How To Spot Stock Market Tops
Lagging RS Line
Alibaba stock has been on a sharp downtrend since hitting a high of 274.29 in mid-February.
Alibaba’s relative strength line has also been trending sharply lower. A stock’s relative strength line, found in daily and weekly charts at Investors.com, compares the stock’s daily price performance to the S&P 500. An upward-sloping RS line means the stock is outperforming the S&P 500. A downward-sloping line means the stock is lagging the S&P 500.

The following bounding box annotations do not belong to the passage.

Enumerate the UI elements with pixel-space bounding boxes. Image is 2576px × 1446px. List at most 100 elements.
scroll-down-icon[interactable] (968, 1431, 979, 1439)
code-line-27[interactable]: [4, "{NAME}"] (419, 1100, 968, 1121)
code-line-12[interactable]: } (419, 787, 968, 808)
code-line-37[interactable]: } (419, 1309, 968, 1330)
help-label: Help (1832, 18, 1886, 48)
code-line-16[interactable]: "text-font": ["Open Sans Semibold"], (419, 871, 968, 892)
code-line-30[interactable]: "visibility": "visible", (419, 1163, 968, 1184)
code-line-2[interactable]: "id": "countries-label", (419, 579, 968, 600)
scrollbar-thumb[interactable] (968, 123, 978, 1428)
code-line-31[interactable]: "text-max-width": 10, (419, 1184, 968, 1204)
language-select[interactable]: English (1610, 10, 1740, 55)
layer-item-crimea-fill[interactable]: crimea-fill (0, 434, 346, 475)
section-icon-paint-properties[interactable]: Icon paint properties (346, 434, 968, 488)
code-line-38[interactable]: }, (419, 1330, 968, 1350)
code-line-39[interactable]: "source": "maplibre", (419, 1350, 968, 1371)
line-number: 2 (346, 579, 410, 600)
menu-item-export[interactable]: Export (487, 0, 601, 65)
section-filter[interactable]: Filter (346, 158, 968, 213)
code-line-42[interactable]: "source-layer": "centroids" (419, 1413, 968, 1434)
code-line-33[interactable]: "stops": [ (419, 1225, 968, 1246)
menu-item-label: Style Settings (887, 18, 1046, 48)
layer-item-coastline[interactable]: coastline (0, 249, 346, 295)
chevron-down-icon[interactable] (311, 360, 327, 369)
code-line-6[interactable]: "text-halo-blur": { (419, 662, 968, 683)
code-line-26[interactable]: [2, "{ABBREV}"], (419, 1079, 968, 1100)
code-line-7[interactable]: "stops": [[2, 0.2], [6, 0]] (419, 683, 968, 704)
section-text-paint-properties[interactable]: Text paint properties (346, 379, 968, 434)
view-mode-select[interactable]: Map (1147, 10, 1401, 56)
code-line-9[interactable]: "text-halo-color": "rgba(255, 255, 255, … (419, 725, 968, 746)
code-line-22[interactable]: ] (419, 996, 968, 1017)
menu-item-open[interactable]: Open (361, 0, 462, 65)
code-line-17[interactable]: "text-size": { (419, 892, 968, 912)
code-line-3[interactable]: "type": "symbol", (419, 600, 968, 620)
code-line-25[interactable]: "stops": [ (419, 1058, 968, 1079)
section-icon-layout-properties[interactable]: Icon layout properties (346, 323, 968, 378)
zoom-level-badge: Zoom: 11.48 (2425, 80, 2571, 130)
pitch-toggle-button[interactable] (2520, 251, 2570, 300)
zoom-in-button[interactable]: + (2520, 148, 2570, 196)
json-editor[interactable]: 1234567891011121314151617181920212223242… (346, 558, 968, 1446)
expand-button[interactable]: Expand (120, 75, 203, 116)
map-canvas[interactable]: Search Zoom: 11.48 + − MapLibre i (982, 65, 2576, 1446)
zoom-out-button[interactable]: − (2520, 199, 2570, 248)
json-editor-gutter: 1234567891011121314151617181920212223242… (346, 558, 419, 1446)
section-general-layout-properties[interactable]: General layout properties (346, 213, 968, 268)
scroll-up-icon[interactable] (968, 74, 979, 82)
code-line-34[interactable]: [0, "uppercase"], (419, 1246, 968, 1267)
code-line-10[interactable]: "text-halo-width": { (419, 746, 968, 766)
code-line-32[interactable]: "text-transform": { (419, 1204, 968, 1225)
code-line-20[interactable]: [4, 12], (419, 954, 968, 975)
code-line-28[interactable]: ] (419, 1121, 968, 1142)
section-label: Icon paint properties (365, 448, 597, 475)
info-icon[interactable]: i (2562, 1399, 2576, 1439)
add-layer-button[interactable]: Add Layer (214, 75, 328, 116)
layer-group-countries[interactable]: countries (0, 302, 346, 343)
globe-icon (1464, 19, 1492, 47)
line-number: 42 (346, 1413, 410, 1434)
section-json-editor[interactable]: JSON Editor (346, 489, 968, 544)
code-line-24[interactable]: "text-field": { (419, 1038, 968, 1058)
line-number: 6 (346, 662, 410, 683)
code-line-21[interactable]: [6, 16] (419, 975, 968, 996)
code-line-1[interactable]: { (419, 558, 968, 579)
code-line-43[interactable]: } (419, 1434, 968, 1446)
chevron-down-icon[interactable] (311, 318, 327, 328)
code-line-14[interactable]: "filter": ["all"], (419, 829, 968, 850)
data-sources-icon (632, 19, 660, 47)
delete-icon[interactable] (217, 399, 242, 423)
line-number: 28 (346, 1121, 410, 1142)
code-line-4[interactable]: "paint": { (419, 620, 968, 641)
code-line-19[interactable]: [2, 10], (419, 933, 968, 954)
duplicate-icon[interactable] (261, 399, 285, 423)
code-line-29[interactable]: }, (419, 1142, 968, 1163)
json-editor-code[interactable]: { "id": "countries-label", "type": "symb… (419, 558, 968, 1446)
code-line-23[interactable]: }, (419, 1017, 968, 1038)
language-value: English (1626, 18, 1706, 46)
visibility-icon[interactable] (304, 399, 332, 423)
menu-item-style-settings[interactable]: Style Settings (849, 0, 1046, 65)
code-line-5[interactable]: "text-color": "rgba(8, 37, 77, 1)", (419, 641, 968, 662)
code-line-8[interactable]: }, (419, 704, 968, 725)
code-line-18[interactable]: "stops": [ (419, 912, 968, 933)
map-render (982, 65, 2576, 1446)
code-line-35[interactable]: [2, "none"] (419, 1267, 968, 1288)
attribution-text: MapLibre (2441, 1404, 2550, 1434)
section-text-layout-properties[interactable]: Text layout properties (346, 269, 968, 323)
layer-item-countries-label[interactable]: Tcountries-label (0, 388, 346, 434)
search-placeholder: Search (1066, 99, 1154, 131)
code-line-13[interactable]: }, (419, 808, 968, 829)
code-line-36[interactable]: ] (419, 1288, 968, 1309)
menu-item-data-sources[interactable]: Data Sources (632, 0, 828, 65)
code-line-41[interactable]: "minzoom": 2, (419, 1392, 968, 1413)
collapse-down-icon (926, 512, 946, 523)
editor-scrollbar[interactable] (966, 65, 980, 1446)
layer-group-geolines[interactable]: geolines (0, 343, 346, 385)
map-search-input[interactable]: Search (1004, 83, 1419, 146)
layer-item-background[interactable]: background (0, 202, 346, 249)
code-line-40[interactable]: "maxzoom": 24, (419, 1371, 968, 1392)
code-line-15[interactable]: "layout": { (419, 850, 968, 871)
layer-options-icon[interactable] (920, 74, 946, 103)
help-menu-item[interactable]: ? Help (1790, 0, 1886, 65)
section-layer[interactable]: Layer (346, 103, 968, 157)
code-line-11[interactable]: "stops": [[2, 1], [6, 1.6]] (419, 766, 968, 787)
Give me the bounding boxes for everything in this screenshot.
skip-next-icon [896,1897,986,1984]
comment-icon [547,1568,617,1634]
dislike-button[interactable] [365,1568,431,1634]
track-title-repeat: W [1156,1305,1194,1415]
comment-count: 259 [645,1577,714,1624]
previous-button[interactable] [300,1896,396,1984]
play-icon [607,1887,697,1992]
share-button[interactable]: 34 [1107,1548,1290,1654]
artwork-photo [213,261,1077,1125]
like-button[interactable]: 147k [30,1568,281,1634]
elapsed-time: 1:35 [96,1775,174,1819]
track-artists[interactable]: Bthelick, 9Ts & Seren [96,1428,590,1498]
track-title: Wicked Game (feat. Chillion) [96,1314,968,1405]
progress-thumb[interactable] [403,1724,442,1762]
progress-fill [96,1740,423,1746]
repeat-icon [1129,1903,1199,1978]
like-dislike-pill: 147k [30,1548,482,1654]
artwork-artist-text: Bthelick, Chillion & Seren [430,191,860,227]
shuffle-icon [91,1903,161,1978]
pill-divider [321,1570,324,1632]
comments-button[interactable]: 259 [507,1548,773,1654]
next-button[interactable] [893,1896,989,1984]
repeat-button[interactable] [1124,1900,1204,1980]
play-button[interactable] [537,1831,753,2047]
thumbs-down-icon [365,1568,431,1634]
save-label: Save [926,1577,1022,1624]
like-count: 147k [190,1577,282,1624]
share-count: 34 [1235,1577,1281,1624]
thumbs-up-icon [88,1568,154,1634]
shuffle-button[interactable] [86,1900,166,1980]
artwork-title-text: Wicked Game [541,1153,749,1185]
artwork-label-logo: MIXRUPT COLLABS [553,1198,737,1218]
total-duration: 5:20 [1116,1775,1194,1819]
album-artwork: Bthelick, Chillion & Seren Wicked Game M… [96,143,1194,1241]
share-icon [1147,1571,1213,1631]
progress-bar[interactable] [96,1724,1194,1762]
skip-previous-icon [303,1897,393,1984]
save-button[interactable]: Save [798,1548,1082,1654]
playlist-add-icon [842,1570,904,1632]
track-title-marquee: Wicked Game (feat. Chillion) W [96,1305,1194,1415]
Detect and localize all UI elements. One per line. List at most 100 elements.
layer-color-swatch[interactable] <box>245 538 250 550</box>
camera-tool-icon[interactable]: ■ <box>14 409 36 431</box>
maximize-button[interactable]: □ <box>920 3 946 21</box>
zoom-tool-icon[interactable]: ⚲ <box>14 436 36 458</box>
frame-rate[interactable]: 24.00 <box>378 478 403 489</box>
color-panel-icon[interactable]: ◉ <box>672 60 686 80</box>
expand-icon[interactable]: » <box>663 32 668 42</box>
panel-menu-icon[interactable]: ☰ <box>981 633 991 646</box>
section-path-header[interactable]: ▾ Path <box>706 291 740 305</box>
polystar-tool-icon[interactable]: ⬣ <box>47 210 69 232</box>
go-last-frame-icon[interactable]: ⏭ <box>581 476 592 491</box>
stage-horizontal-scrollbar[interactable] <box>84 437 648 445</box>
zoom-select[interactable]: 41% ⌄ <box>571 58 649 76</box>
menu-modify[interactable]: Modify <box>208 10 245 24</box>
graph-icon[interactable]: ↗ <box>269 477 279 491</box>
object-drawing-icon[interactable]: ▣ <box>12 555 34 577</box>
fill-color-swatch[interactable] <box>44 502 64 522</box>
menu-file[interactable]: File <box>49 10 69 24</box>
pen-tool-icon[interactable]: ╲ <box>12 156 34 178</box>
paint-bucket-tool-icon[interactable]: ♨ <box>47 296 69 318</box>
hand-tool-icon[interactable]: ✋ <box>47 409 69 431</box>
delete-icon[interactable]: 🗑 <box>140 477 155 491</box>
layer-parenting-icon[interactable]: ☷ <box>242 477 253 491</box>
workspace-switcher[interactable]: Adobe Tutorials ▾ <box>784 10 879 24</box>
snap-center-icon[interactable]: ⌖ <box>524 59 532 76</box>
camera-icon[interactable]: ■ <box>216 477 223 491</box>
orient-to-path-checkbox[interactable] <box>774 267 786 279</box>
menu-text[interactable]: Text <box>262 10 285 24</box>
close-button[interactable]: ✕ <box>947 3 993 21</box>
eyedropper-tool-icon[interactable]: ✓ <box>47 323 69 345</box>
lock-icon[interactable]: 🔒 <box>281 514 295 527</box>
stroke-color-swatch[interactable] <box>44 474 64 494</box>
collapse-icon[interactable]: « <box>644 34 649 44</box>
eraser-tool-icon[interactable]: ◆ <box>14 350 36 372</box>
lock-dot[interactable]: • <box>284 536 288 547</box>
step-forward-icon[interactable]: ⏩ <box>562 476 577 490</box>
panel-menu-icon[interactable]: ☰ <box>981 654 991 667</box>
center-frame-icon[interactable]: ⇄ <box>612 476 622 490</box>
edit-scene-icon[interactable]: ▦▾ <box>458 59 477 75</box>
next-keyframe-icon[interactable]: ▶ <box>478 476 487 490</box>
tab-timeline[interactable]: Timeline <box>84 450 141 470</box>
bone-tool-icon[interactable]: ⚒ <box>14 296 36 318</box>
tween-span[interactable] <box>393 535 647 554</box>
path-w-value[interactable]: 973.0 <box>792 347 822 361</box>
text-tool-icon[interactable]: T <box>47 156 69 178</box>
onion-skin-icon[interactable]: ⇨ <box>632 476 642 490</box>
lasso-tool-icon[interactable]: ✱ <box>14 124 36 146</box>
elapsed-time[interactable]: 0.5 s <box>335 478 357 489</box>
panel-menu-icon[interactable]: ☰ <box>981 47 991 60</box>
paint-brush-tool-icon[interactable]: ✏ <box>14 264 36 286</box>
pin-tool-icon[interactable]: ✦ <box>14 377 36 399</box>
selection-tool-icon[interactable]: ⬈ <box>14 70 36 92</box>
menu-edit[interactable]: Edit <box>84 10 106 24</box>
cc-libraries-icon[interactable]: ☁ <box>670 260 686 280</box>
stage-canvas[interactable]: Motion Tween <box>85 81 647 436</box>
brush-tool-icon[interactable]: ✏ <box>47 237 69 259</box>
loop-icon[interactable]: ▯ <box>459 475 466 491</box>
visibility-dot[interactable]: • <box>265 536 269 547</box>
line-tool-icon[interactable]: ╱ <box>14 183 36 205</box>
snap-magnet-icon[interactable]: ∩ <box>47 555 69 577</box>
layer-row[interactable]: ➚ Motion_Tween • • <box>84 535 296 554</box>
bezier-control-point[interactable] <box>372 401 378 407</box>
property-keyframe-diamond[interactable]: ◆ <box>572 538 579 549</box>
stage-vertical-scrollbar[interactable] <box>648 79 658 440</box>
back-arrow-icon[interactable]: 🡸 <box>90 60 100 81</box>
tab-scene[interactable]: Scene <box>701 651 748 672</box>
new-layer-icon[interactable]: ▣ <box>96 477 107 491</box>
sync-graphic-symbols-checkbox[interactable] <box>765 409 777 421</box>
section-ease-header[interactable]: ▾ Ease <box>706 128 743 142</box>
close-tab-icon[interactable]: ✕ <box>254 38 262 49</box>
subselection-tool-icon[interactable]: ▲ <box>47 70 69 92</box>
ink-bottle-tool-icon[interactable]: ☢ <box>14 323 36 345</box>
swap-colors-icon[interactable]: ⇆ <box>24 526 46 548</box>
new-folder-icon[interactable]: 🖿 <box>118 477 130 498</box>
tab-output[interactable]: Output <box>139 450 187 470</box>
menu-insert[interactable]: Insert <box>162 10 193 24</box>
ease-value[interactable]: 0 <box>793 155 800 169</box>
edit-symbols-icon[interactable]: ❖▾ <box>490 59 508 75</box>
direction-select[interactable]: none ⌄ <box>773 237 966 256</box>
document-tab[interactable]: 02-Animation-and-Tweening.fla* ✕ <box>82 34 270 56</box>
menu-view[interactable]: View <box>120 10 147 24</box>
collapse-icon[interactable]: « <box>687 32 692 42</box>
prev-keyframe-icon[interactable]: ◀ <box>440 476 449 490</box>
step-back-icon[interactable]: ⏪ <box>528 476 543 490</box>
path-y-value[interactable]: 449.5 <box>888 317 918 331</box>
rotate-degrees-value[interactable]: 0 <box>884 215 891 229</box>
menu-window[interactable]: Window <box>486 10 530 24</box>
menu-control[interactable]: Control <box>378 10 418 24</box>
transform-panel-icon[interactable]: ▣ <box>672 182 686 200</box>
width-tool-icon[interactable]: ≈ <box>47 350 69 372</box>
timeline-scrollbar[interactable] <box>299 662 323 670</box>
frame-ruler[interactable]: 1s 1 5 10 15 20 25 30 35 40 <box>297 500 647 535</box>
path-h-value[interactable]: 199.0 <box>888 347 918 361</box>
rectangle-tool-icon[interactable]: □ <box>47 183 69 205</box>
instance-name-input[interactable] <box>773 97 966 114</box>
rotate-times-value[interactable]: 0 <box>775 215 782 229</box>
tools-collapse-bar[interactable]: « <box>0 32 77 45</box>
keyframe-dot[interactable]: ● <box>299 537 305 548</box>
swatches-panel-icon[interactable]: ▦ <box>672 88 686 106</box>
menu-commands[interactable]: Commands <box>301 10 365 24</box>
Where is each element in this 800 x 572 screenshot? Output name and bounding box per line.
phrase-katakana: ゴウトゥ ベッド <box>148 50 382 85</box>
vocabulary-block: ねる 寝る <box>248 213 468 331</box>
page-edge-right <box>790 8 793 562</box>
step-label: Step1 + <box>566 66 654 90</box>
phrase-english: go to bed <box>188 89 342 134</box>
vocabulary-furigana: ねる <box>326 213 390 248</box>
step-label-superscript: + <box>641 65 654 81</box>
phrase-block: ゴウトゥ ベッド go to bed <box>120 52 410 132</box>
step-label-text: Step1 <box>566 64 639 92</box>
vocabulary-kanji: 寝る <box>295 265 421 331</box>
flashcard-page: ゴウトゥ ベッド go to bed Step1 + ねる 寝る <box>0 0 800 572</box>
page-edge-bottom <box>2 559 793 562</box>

The bottom line: With Alibaba stock still far off its high and below its 200-day moving average, Alibaba is not a buy now because it still has overhead supply to work through. A decisive move above the 50-day moving average on June 25 improved the stock’s technical picture — and aggressive traders might have opted to buy — but gains were short-lived. Even if BABA stock climbs above its 50-day line again, the 200-day line (just below 250) is another potential resistance level to watch.
Risk averse investors will wait and see if Alibaba can break out of its downtrend and fully form the right side of a base. Renewed signs of institutional buying would help the stock’s cause.